Example: pretty=true&flat=false


Part: field

The field url part is used in _range service.

It's the name pattern of the field used to calculate its values range (_range service).

Example: field=timestamp


Part: projection

The projection url part allows the following parameters to be specified:

Parameter Default value Values Description Multiple
include * {fieldNamePattern} List the name patterns of the field to be included in the result. Seperate patterns with a comma. true
exclude * {fieldNamePattern} List the name patterns of the field to be excluded in the result. Seperate patterns with a comma. true

Example: include=*&exclude=city,state


Part: suggest

The suggest url part allows the following parameters to be specified:

Parameter Default value Values Description Multiple
field _all {fieldName} Name of the field to be used for retrieving the most relevant terms false

Example: field=recommended


Part: page

The page url part allows the following parameters to be specified:

Parameter Default value Values Description Multiple
size 10 > 0 The maximum number of entries or sub-entries to be returned. false
from 0 > 0 An offset to start the search from.
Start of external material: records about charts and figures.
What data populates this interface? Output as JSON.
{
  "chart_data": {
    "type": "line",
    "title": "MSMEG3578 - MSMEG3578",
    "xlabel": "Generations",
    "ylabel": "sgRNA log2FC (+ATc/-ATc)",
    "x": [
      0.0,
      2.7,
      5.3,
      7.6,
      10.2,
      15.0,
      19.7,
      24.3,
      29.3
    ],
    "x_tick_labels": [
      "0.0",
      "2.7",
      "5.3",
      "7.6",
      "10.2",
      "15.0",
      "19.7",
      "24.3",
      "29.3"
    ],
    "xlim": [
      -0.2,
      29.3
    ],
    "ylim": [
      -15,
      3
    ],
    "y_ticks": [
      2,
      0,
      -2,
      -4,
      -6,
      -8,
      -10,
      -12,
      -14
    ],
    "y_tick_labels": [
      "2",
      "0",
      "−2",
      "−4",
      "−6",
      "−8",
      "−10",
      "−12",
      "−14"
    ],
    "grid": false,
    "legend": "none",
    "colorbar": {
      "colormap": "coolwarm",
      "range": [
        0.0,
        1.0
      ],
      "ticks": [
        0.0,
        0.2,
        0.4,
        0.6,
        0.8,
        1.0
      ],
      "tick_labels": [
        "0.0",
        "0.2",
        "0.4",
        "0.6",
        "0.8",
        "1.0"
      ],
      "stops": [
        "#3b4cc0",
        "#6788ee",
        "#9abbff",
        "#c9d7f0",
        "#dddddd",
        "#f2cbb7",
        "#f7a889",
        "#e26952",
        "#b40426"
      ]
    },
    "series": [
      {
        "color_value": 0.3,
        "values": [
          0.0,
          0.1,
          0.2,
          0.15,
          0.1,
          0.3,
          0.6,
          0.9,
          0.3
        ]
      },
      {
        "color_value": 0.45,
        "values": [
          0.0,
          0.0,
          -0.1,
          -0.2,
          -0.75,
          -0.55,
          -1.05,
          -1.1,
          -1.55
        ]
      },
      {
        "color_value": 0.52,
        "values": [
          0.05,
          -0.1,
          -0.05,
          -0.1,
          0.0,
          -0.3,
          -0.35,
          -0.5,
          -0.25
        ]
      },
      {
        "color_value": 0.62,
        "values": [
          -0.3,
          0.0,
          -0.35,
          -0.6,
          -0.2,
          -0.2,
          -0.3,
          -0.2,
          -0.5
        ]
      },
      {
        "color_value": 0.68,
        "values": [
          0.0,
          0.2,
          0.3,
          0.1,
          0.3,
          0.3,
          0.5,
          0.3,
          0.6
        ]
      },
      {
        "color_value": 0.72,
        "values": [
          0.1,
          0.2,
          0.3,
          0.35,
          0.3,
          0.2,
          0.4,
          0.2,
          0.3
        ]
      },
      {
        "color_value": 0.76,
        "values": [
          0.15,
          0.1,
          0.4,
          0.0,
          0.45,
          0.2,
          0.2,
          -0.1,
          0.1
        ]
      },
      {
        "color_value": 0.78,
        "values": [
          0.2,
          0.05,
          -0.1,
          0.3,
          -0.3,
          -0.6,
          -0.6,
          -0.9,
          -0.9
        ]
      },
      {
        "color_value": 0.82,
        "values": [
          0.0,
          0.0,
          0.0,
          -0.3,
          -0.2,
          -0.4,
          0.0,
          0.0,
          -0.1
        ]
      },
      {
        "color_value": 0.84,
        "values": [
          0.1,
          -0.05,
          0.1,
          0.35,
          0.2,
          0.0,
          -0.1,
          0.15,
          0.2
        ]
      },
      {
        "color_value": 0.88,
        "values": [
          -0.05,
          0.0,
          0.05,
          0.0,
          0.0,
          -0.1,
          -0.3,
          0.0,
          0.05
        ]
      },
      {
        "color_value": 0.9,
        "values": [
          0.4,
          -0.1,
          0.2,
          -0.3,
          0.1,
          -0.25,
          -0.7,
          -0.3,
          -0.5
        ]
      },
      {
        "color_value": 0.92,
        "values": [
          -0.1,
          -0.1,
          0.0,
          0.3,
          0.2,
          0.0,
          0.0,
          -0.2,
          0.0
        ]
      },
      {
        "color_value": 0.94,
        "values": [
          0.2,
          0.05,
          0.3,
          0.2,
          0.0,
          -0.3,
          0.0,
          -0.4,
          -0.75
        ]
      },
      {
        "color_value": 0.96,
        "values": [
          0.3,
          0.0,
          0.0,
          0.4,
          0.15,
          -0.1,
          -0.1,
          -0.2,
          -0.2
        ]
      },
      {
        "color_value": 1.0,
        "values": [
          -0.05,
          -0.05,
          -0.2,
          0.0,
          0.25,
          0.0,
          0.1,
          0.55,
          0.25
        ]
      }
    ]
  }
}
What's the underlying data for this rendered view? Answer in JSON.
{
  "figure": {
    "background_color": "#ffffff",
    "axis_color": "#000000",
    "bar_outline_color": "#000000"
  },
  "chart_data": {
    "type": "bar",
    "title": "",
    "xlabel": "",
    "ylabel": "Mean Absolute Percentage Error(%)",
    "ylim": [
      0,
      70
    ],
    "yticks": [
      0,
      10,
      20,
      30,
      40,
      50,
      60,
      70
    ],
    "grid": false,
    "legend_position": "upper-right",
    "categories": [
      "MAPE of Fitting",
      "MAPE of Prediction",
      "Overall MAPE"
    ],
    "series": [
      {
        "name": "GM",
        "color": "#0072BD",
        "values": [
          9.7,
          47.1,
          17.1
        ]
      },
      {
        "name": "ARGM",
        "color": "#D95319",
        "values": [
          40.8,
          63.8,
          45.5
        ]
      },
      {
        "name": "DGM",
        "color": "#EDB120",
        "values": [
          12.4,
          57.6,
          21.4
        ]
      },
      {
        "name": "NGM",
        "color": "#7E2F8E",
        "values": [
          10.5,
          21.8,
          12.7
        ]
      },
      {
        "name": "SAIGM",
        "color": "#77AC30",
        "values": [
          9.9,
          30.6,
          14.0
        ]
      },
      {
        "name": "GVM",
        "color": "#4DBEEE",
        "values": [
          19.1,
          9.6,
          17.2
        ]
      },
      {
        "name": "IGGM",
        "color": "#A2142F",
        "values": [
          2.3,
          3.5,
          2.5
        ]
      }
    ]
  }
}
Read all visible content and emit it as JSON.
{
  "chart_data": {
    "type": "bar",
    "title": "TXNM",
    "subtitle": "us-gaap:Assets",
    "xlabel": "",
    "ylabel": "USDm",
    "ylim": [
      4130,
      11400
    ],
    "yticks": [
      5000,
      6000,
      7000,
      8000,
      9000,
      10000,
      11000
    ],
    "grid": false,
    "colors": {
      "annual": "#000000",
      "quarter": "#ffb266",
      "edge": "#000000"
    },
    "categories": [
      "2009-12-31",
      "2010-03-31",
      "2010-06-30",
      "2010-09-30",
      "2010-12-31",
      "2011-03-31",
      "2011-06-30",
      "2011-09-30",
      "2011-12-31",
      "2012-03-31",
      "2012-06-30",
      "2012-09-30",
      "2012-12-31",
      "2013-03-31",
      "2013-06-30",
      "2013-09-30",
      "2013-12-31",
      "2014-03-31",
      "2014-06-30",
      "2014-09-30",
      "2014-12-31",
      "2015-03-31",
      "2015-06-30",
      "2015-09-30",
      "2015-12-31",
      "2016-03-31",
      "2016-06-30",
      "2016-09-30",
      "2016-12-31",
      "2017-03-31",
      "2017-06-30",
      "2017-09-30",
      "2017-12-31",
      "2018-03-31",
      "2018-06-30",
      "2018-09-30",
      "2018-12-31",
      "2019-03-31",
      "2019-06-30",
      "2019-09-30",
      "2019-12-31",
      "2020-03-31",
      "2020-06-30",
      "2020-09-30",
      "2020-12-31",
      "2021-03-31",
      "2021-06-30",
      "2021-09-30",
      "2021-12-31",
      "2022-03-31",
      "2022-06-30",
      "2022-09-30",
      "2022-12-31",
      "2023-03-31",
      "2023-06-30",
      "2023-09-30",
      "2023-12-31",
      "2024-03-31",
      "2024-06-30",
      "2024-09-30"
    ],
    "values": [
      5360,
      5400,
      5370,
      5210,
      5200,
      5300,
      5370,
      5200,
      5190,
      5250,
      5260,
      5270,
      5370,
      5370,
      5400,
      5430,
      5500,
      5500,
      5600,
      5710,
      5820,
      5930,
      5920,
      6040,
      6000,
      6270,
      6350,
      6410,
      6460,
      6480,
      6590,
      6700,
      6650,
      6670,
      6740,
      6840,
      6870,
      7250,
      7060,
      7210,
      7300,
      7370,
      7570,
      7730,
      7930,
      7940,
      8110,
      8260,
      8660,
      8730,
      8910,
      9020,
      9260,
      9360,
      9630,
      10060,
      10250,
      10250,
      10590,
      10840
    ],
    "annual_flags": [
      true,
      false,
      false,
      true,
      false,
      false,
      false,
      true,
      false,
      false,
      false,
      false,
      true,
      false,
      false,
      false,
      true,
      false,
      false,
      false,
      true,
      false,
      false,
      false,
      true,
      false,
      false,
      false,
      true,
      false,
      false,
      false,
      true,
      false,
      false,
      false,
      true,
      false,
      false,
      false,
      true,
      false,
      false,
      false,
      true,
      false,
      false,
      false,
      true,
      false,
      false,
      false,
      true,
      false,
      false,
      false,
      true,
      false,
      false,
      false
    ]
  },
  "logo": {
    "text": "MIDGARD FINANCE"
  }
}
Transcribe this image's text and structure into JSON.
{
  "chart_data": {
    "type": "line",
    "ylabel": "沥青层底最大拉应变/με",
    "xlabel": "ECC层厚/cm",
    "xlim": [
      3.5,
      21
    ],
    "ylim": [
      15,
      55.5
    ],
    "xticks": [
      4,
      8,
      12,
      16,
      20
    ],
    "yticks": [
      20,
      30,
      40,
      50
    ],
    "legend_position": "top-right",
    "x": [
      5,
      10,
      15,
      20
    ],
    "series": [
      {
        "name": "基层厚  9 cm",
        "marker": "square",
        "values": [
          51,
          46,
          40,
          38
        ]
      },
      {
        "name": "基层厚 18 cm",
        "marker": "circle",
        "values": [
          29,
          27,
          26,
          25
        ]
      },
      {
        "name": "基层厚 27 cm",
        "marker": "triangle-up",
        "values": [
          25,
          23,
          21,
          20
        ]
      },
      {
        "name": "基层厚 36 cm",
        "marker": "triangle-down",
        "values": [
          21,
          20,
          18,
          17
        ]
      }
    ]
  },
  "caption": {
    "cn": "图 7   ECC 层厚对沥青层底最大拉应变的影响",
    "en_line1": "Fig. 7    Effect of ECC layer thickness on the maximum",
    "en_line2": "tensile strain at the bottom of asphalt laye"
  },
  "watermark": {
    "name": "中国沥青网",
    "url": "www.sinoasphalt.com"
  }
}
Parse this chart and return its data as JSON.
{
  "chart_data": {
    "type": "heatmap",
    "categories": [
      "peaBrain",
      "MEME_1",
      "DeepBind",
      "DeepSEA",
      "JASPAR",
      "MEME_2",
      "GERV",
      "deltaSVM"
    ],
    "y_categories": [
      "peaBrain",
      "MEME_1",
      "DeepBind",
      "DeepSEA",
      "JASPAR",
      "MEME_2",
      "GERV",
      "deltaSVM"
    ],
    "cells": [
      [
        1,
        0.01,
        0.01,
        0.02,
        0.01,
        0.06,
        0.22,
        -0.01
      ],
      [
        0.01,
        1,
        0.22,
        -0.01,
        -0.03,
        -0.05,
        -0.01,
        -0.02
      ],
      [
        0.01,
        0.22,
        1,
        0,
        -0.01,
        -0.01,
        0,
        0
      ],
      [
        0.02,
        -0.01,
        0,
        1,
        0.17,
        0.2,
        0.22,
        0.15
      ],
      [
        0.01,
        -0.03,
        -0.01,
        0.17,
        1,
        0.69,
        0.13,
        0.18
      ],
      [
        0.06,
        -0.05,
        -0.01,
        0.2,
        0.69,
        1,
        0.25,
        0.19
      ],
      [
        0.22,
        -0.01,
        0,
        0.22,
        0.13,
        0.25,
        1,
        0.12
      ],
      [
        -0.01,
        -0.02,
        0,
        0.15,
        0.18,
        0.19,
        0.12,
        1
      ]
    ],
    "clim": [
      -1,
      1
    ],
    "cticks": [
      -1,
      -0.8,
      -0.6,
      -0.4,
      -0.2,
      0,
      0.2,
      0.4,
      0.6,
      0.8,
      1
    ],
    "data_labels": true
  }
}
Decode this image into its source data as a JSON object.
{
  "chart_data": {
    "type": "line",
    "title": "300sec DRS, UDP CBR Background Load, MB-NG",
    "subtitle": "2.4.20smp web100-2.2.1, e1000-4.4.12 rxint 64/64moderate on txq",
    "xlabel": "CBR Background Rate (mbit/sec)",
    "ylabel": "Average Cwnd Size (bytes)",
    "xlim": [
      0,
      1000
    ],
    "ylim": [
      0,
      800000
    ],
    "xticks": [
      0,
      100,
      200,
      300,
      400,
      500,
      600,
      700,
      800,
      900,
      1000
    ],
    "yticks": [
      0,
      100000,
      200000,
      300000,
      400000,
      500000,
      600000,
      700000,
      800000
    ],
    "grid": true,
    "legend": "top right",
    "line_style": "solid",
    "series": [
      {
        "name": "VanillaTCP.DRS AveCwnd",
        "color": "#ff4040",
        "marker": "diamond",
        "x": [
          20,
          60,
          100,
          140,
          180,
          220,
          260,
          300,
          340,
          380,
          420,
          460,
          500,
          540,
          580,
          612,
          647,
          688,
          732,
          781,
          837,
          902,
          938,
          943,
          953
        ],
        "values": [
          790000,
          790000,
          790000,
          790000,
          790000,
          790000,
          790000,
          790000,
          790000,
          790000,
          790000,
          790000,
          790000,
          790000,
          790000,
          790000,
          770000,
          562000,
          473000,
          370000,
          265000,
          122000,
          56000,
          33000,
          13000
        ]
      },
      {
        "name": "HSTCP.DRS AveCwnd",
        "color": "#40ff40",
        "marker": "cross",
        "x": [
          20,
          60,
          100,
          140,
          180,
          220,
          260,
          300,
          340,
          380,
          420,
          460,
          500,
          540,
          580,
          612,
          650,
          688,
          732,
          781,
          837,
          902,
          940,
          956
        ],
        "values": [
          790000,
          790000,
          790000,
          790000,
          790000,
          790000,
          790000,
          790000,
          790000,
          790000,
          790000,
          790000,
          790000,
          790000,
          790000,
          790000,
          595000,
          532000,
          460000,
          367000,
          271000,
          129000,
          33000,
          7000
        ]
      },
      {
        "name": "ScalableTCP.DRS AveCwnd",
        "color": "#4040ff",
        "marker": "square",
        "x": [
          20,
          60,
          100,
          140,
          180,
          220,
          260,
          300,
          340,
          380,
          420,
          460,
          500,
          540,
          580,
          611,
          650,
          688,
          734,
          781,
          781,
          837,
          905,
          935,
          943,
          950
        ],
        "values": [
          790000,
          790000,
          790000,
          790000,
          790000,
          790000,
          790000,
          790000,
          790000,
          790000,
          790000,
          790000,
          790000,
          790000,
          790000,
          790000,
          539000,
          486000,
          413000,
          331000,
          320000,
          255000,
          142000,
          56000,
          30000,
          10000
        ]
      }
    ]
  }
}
Defaults to 0. false
sort None ((-?)({field} OR geodistance:{lat} {lon}))(,(-?){field})* Sorts the resulted hits on the given fields and/or by distance to a given point false (separate fields with comma in the same parameter)
after None {value1},{value2},... List of values of fields present in sort param that are used to get the following hits of a previous search false (separate values with comma in the same parameter)

sort parameter

Syntax

sort=((-?)({field} OR geodistance:{lat} {lon}))(,(-?){field})*.

Notes

  • {field} can be preceded by '-' for descending sort. By default, sort is ascending.
  • The order of fields matters.

Tip : geodistance sort

Along with the comma separated fields, you can add geodistance:{lat} {lon} (at most 1 time) to sort the hits centroids by distance to the given {lat} {lon} (ascending sort).

Example 1

sort=age,-timestamp. Resulted hits are sorted by age. For same age hits, they are decreasingly sorted in time.

Example 2

sort=age,geodistance:89 179. Resulted hits are sorted by age. For same age hits, they are sorted by the closest distance to the point (89°,179°).

after parameter

Important

after parameter works only combined with sort parameter.

Syntax

after={value1},{value2},...,{valueN} & sort={field1},{field2},...,{fieldN}

Notes

  • {value1} and {value2} are the values of {field1} and {field2} in the last hit returned in the previous search.
  • The last field {fieldN} must be the id field specified in the collection collection.params.idPath (returned as md.id) and {valueN} its corresponding value.
  • sort parameter cannot include geodistance sort
  • from parameter must be set to 0 or kept unset

The difference between after and from

  • after is used to scroll over the fetched hits.
  • from is more an offset from which fetching hits starts and is not exclusively used for scrolling (scrolling is possible by combining from and size parameters).

Example

sort=-date,id & after=01/02/2019,abcd1234. Gets the following hits of the previous search that stopped at date 01/02/2019 and id abcd1234.


OpenSearch

If enabled, ARLAS offers an Opensearch Description document (/arlas/ogc/opensearch/{collection}).